Cada ser humano es depositario de miedos, ilusiones, certezas, dudas, defectos, virtudes y simpatías. Las sociedades son la suma de esos individuos complejos en extremo. Y la humanidad es la suma de esas sociedades complejas. ¿Cómo, entonces, acercarse a la felicidad satisfaciendo a todos? O, mejor, ¿cómo paliar la desdicha que padece el ser humano desde siempre? Para ello, además de las religiones, se hicieron las ideologías políticas, que son sistemas que ayudan a la búsqueda de la plenitud.
A lo largo de la historia, el ser humano buscó mecanismos de organización que le permitieran encontrar la felicidad, ideal inalcanzable por naturaleza (nunca fuimos más felices). Los comunistas creyeron encontrarla en la dictadura del proletariado, los fascistas en la homogeneización de la raza nacional, las feministas a través de la rebelión colectiva contra el patriarcado… Es difícil imaginarse, sin embargo, que cualquiera de esas doctrinas, si se llegara a consumar, contente a todos e instaure un mundo de paz y desarrollo, pues la naturaleza de este mundo parece ser la tensión constante (tensión que, de alguna manera, es equilibro). Incluso el liberalismo, si fuera llevado a sus extremos, terminaría siendo un dogma e instaurando un mundo aburrido, que no satisfaría ni a los mismos liberales.
El problema está en que toda filosofía humana es falible, incompleta; toda doctrina humana tiene huecos insalvables. Los revolucionarios franceses, por ejemplo, pretendían libertad e igualdad, sin notar que ambos conceptos son contradictorios entre sí, pues a mayor libertad menor es la igualdad, y a mayor igualdad la libertad es menor. La humanidad, con todo lo avanzada en cuanto a tecnología y ciencia, sigue siendo niña en muchos aspectos y estando en el mismo laberinto de siempre. No halla la felicidad. Y el hecho de que haya una ley constante, la de la desdicha y la contradicción permanentes, es una prueba más de que no todo lo que existe en el universo es lo material.

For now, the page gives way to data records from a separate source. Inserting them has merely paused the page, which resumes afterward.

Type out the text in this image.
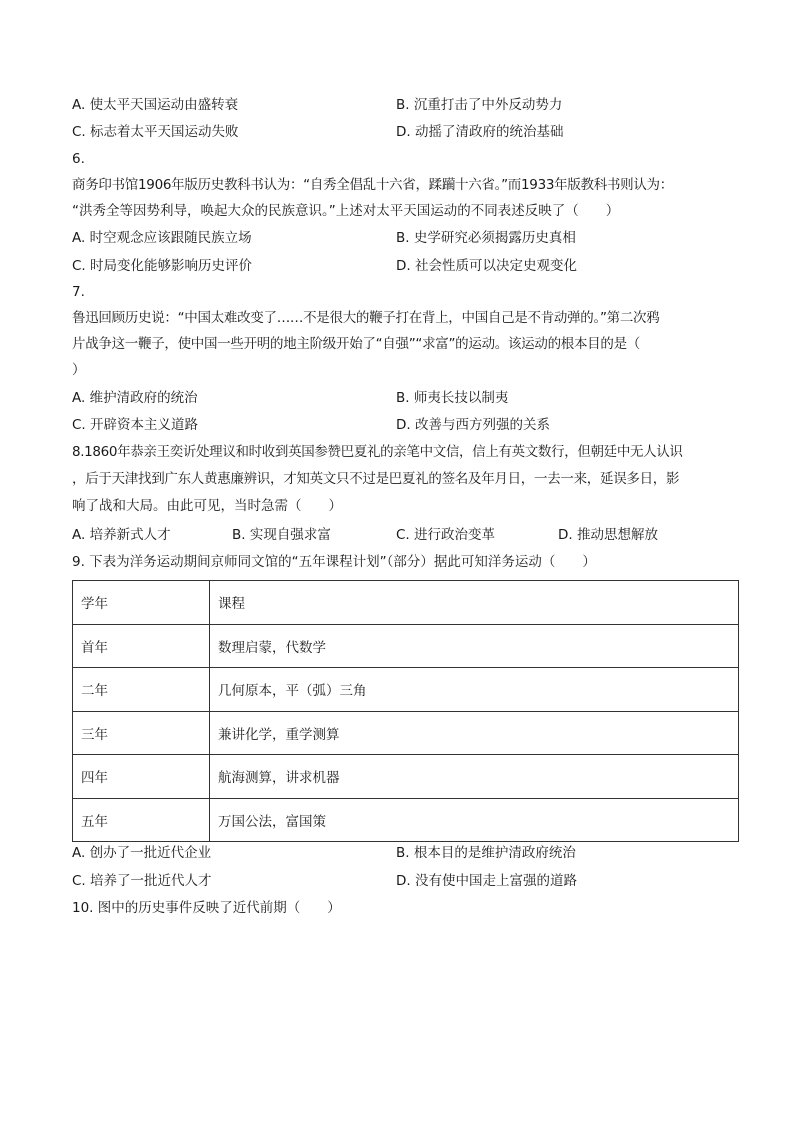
A. 使太平天国运动由盛转衰	B. 沉重打击了中外反动势力
C. 标志着太平天国运动失败	D. 动摇了清政府的统治基础
6.
商务印书馆1906年版历史教科书认为：“自秀全倡乱十六省，蹂躏十六省。”而1933年版教科书则认为：
“洪秀全等因势利导，唤起大众的民族意识。”上述对太平天国运动的不同表述反映了（　　）
A. 时空观念应该跟随民族立场	B. 史学研究必须揭露历史真相
C. 时局变化能够影响历史评价	D. 社会性质可以决定史观变化
7.
鲁迅回顾历史说：“中国太难改变了……不是很大的鞭子打在背上，中国自己是不肯动弹的。”第二次鸦
片战争这一鞭子，使中国一些开明的地主阶级开始了“自强”“求富”的运动。该运动的根本目的是（
）
A. 维护清政府的统治	B. 师夷长技以制夷
C. 开辟资本主义道路	D. 改善与西方列强的关系
8.1860年恭亲王奕䜣处理议和时收到英国参赞巴夏礼的亲笔中文信，信上有英文数行，但朝廷中无人认识
，后于天津找到广东人黄惠廉辨识，才知英文只不过是巴夏礼的签名及年月日，一去一来，延误多日，影
响了战和大局。由此可见，当时急需（　　）
A. 培养新式人才	B. 实现自强求富	C. 进行政治变革	D. 推动思想解放
9. 下表为洋务运动期间京师同文馆的“五年课程计划”（部分）据此可知洋务运动（　　）
学年	课程
首年	数理启蒙，代数学
二年	几何原本，平（弧）三角
三年	兼讲化学，重学测算
四年	航海测算，讲求机器
五年	万国公法，富国策
A. 创办了一批近代企业	B. 根本目的是维护清政府统治
C. 培养了一批近代人才	D. 没有使中国走上富强的道路
10. 图中的历史事件反映了近代前期（　　）
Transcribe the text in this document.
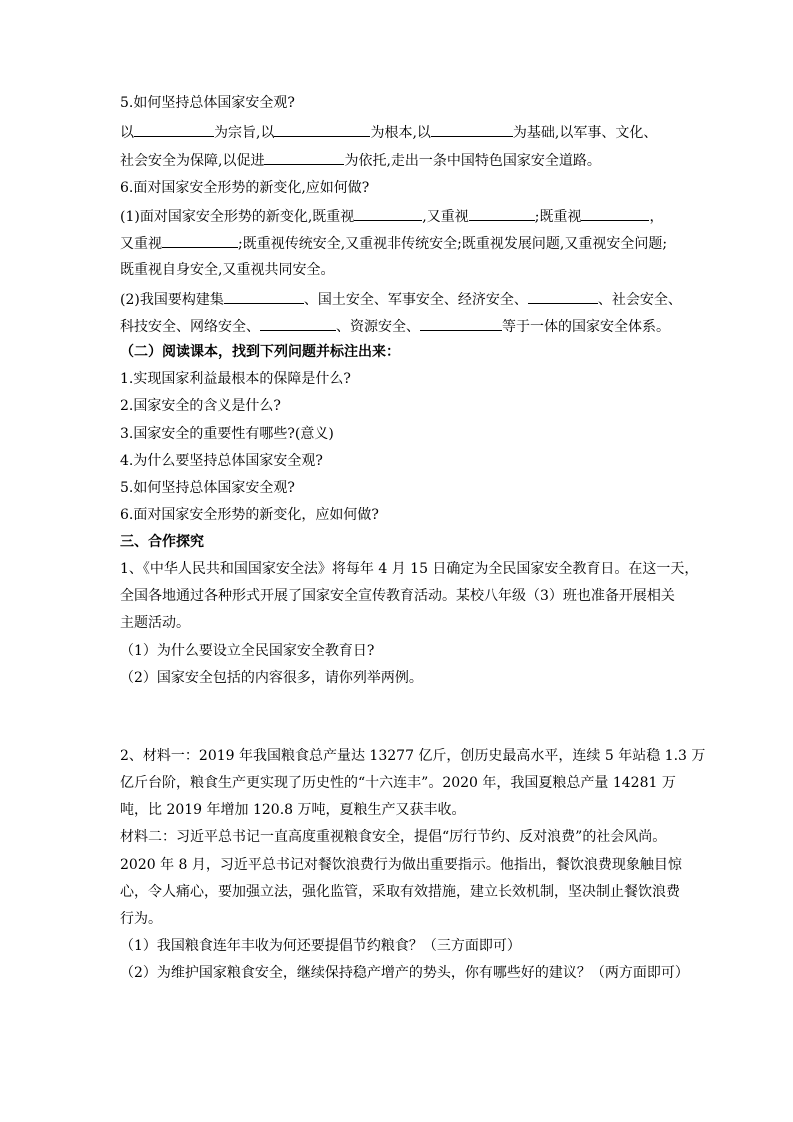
5.如何坚持总体国家安全观?
以	为宗旨,以	为根本,以	为基础,以军事、文化、
社会安全为保障,以促进	为依托,走出一条中国特色国家安全道路。
6.面对国家安全形势的新变化,应如何做?
(1)面对国家安全形势的新变化,既重视	,又重视	;既重视	，
又重视	;既重视传统安全,又重视非传统安全;既重视发展问题,又重视安全问题;
既重视自身安全,又重视共同安全。
(2)我国要构建集	、国土安全、军事安全、经济安全、	、社会安全、
科技安全、网络安全、	、资源安全、	等于一体的国家安全体系。
（二）阅读课本，找到下列问题并标注出来：
1.实现国家利益最根本的保障是什么?
2.国家安全的含义是什么?
3.国家安全的重要性有哪些?(意义)
4.为什么要坚持总体国家安全观?
5.如何坚持总体国家安全观?
6.面对国家安全形势的新变化，应如何做?
三、合作探究
1、《中华人民共和国国家安全法》将每年 4 月 15 日确定为全民国家安全教育日。在这一天，
全国各地通过各种形式开展了国家安全宣传教育活动。某校八年级（3）班也准备开展相关
主题活动。
（1）为什么要设立全民国家安全教育日?
（2）国家安全包括的内容很多，请你列举两例。
2、材料一：2019 年我国粮食总产量达 13277 亿斤，创历史最高水平，连续 5 年站稳 1.3 万
亿斤台阶，粮食生产更实现了历史性的“十六连丰”。2020 年，我国夏粮总产量 14281 万
吨，比 2019 年增加 120.8 万吨，夏粮生产又获丰收。
材料二：习近平总书记一直高度重视粮食安全，提倡“厉行节约、反对浪费”的社会风尚。
2020 年 8 月，习近平总书记对餐饮浪费行为做出重要指示。他指出，餐饮浪费现象触目惊
心，令人痛心，要加强立法，强化监管，采取有效措施，建立长效机制，坚决制止餐饮浪费
行为。
（1）我国粮食连年丰收为何还要提倡节约粮食？（三方面即可）
（2）为维护国家粮食安全，继续保持稳产增产的势头，你有哪些好的建议？（两方面即可）
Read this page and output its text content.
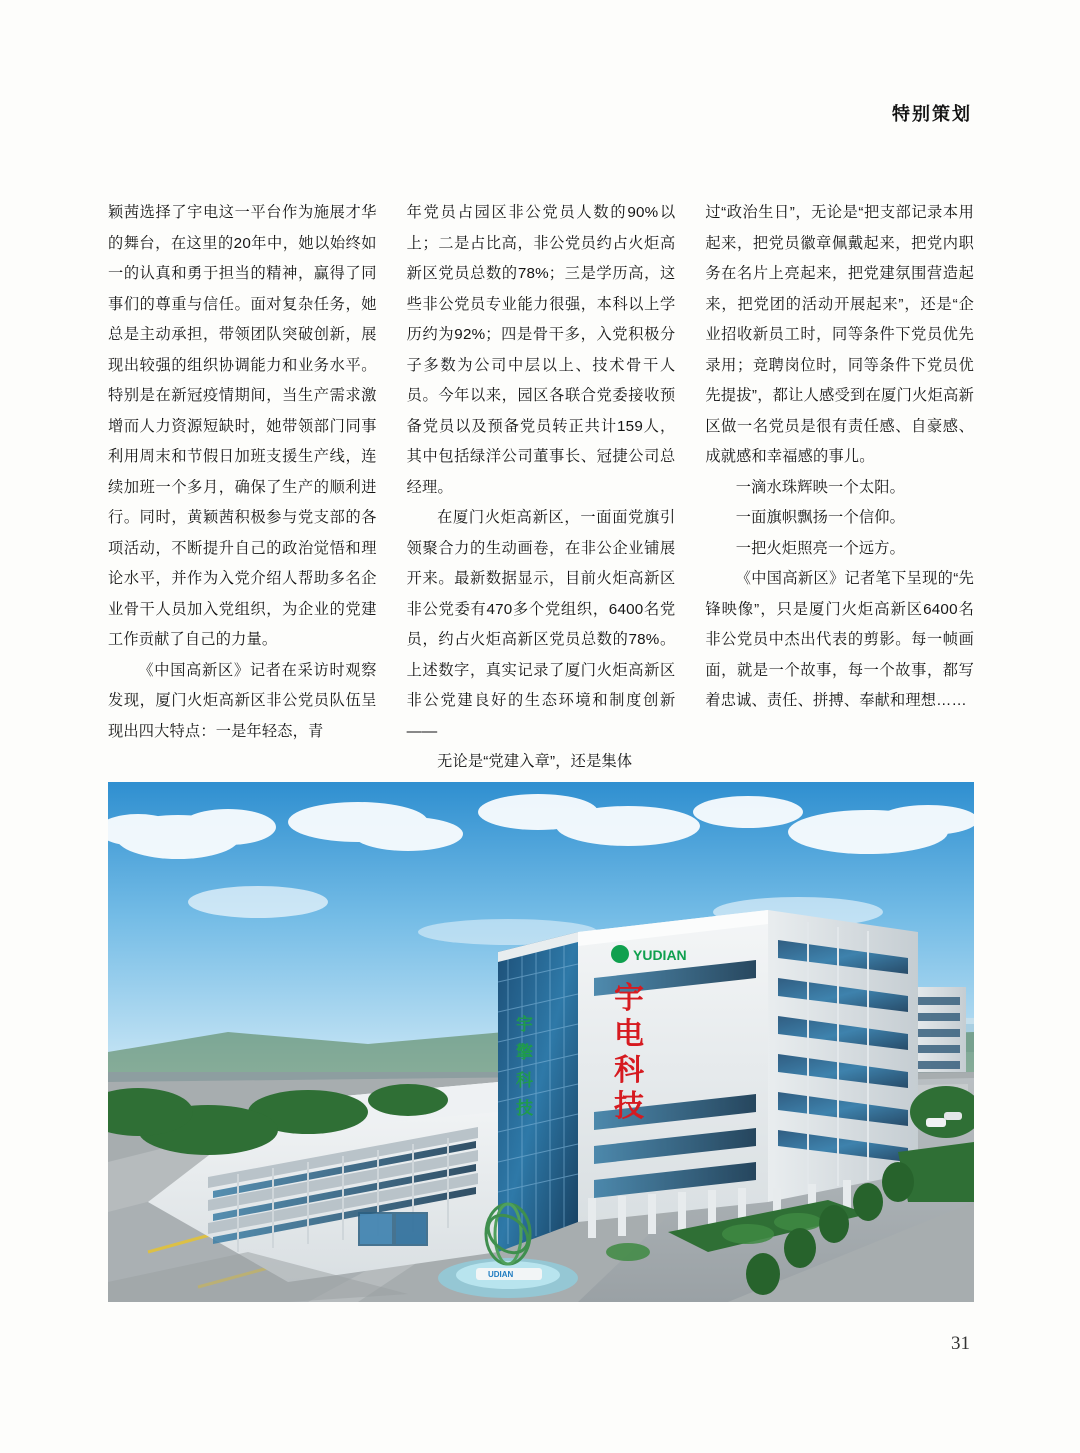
特别策划

颖茜选择了宇电这一平台作为施展才华的舞台，在这里的20年中，她以始终如一的认真和勇于担当的精神，赢得了同事们的尊重与信任。面对复杂任务，她总是主动承担，带领团队突破创新，展现出较强的组织协调能力和业务水平。特别是在新冠疫情期间，当生产需求激增而人力资源短缺时，她带领部门同事利用周末和节假日加班支援生产线，连续加班一个多月，确保了生产的顺利进行。同时，黄颖茜积极参与党支部的各项活动，不断提升自己的政治觉悟和理论水平，并作为入党介绍人帮助多名企业骨干人员加入党组织，为企业的党建工作贡献了自己的力量。

《中国高新区》记者在采访时观察发现，厦门火炬高新区非公党员队伍呈现出四大特点：一是年轻态，青

年党员占园区非公党员人数的90%以上；二是占比高，非公党员约占火炬高新区党员总数的78%；三是学历高，这些非公党员专业能力很强，本科以上学历约为92%；四是骨干多，入党积极分子多数为公司中层以上、技术骨干人员。今年以来，园区各联合党委接收预备党员以及预备党员转正共计159人，其中包括绿洋公司董事长、冠捷公司总经理。

在厦门火炬高新区，一面面党旗引领聚合力的生动画卷，在非公企业铺展开来。最新数据显示，目前火炬高新区非公党委有470多个党组织，6400名党员，约占火炬高新区党员总数的78%。上述数字，真实记录了厦门火炬高新区非公党建良好的生态环境和制度创新——

无论是“党建入章”，还是集体

过“政治生日”，无论是“把支部记录本用起来，把党员徽章佩戴起来，把党内职务在名片上亮起来，把党建氛围营造起来，把党团的活动开展起来”，还是“企业招收新员工时，同等条件下党员优先录用；竞聘岗位时，同等条件下党员优先提拔”，都让人感受到在厦门火炬高新区做一名党员是很有责任感、自豪感、成就感和幸福感的事儿。

一滴水珠辉映一个太阳。

一面旗帜飘扬一个信仰。

一把火炬照亮一个远方。

《中国高新区》记者笔下呈现的“先锋映像”，只是厦门火炬高新区6400名非公党员中杰出代表的剪影。每一帧画面，就是一个故事，每一个故事，都写着忠诚、责任、拼搏、奉献和理想……

宇
擎
科
技
YUDIAN
宇
电
科
技
UDIAN
31
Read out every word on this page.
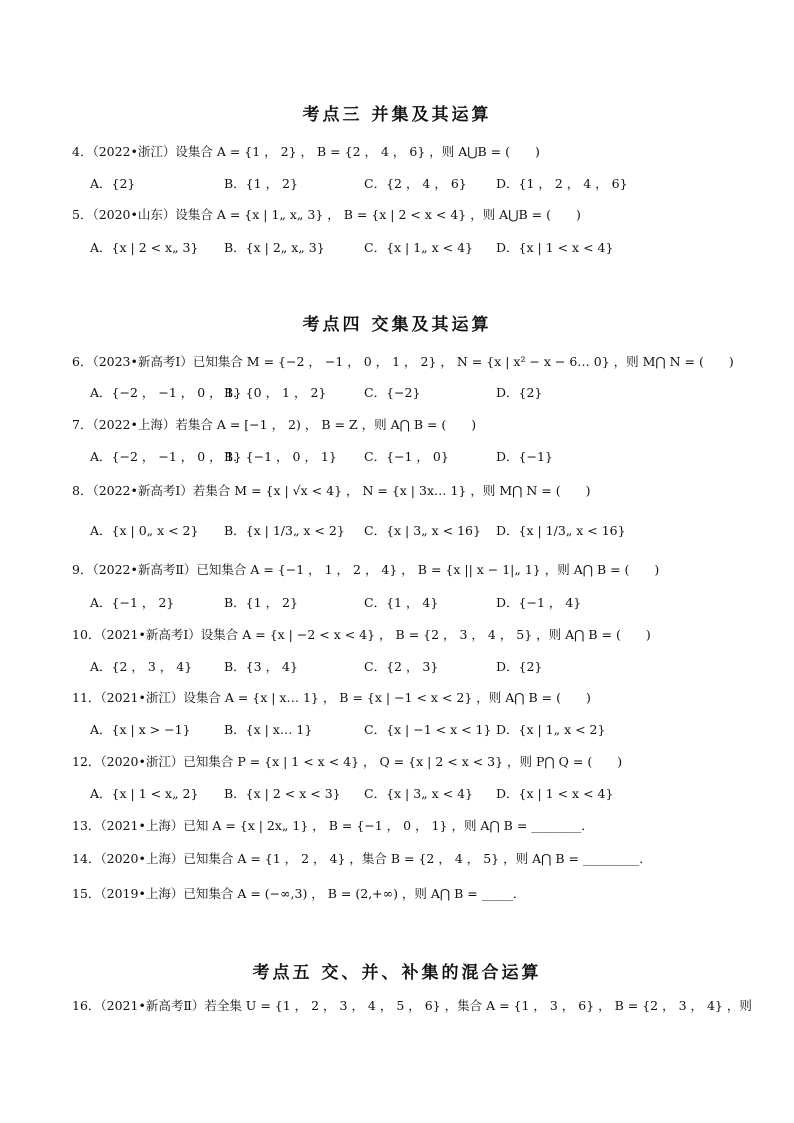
考点三 并集及其运算
4．（2022•浙江）设集合 A = {1 ， 2} ， B = {2 ， 4 ， 6} ，则 A⋃B = (　　)
A．{2}	B．{1 ， 2}	C．{2 ， 4 ， 6} D．{1 ， 2 ， 4 ， 6}
5．（2020•山东）设集合 A = {x | 1„ x„ 3} ， B = {x | 2 < x < 4} ，则 A⋃B = (　　)
A．{x | 2 < x„ 3} B．{x | 2„ x„ 3}	C．{x | 1„ x < 4} D．{x | 1 < x < 4}
考点四 交集及其运算
6．（2023•新高考Ⅰ）已知集合 M = {−2 ， −1 ， 0 ， 1 ， 2} ， N = {x | x² − x − 6… 0} ，则 M⋂ N = (　　)
A．{−2 ， −1 ， 0 ， 1}
B．{0 ， 1 ， 2}	C．{−2}	D．{2}
7．（2022•上海）若集合 A = [−1 ， 2) ， B = Z ，则 A⋂ B = (　　)
A．{−2 ， −1 ， 0 ， 1}
B．{−1 ， 0 ， 1} C．{−1 ， 0}	D．{−1}
8．（2022•新高考Ⅰ）若集合 M = {x | √x < 4} ， N = {x | 3x… 1} ，则 M⋂ N = (　　)
A．{x | 0„ x < 2} B．{x | 1/3„ x < 2} C．{x | 3„ x < 16} D．{x | 1/3„ x < 16}
9．（2022•新高考Ⅱ）已知集合 A = {−1 ， 1 ， 2 ， 4} ， B = {x || x − 1|„ 1} ，则 A⋂ B = (　　)
A．{−1 ， 2}	B．{1 ， 2}	C．{1 ， 4}	D．{−1 ， 4}
10．（2021•新高考Ⅰ）设集合 A = {x | −2 < x < 4} ， B = {2 ， 3 ， 4 ， 5} ，则 A⋂ B = (　　)
A．{2 ， 3 ， 4}	B．{3 ， 4}	C．{2 ， 3}	D．{2}
11．（2021•浙江）设集合 A = {x | x… 1} ， B = {x | −1 < x < 2} ，则 A⋂ B = (　　)
A．{x | x > −1}	B．{x | x… 1}	C．{x | −1 < x < 1} D．{x | 1„ x < 2}
12．（2020•浙江）已知集合 P = {x | 1 < x < 4} ， Q = {x | 2 < x < 3} ，则 P⋂ Q = (　　)
A．{x | 1 < x„ 2} B．{x | 2 < x < 3} C．{x | 3„ x < 4} D．{x | 1 < x < 4}
13．（2021•上海）已知 A = {x | 2x„ 1} ， B = {−1 ， 0 ， 1} ，则 A⋂ B = ________．
14．（2020•上海）已知集合 A = {1 ， 2 ， 4} ，集合 B = {2 ， 4 ， 5} ，则 A⋂ B = _________．
15．（2019•上海）已知集合 A = (−∞,3) ， B = (2,+∞) ，则 A⋂ B = _____．
考点五 交、并、补集的混合运算
16．（2021•新高考Ⅱ）若全集 U = {1 ， 2 ， 3 ， 4 ， 5 ， 6} ，集合 A = {1 ， 3 ， 6} ， B = {2 ， 3 ， 4} ，则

Si el amor se hubiera aplicado en el mundo como su mayor exponente pidió a los seres humanos que se aplicara, los capitalistas no hubieran explotado a sus trabajadores, los hombres no hubieran subyugado a las mujeres, los blancos no hubiesen institucionalizado la esclavitud, jamás se hubiera robado dinero y nunca hubiera habido autoritarios con ambiciones prometeicas. Entonces todas las ideologías políticas quedan pequeñas ante lo que podría hacer la ideología del amor. Amar al otro (esposa, trabajador, indígena, homosexual, etcétera) hubiera significado el establecimiento de una comunidad en la cual todo pensamiento político para la felicidad hubiera sobrado. Ese amor, el verdadero, el eterno, el que enseña Pablo, sería suficiente para vivir como quisiéramos, sin necesitar ideologías.
Sin embargo, si el hombre hubiese aplicado siempre la ideología del amor, el mal no habría cabido en el mundo, y el papel de Cristo no hubiese tenido razón de ser. En cierta forma, la entrada del mal era inminente por una razón que seguramente excede nuestra capacidad de comprensión.
El universo tiene más de 13.000 millones de años, y entonces los dos mil de la era cristiana son nada en el inmenso arco cronológico de la historia. Pero, en contra de los futuristas, no creo que haya muchos motivos para creer que el fin de los tiempos esté cerca o que los robots y algoritmos vayan a ser algún día más que el ser humano, culminación evolutiva de un remoto chimpancé. Como cantó Alighieri, lo que le da sentido al universo, o por lo menos a nuestro mundo, es el amor. Aunque el futuro es un enigma, tengo fe en que lo que nos diferenciará siempre de las máquinas será este sentimiento. Y es así como se comprende nuestra vida y la venida y muerte de aquel hombre misterioso que, al mismo tiempo, es tan sencillo como un pedazo de pan.
¿Que una religión actúa como un sedante porque en el cerebro del creyente se libera una sopa química de sustancias que provocan paz, euforia o alegría? Claro que sí, pero eso no es novedad ni desbarata la posibilidad de la existencia de una entidad superior que todo lo causa: sopas químicas, fenómenos mecánicos como el desplazamiento de asteroides o cosas tan simples como el cariño de un ser humano a su hijo o a su perro. Escribo todo esto porque hoy es Viernes Santo y es un buen día para recordar que si amamos no necesitaremos banderas ni de derecha ni de izquierda, sino solo el sentido de oportunidad basado en el servicio al otro. Me gusta esa frase que dice que quien no vive para servir, no sirve para vivir (Teresa de Calcuta). Y no la digo desde un púlpito o una cátedra, sino más bien desde el llano de la miseria, un lugar que, por gracia de Cristo, siempre puede ser purificado.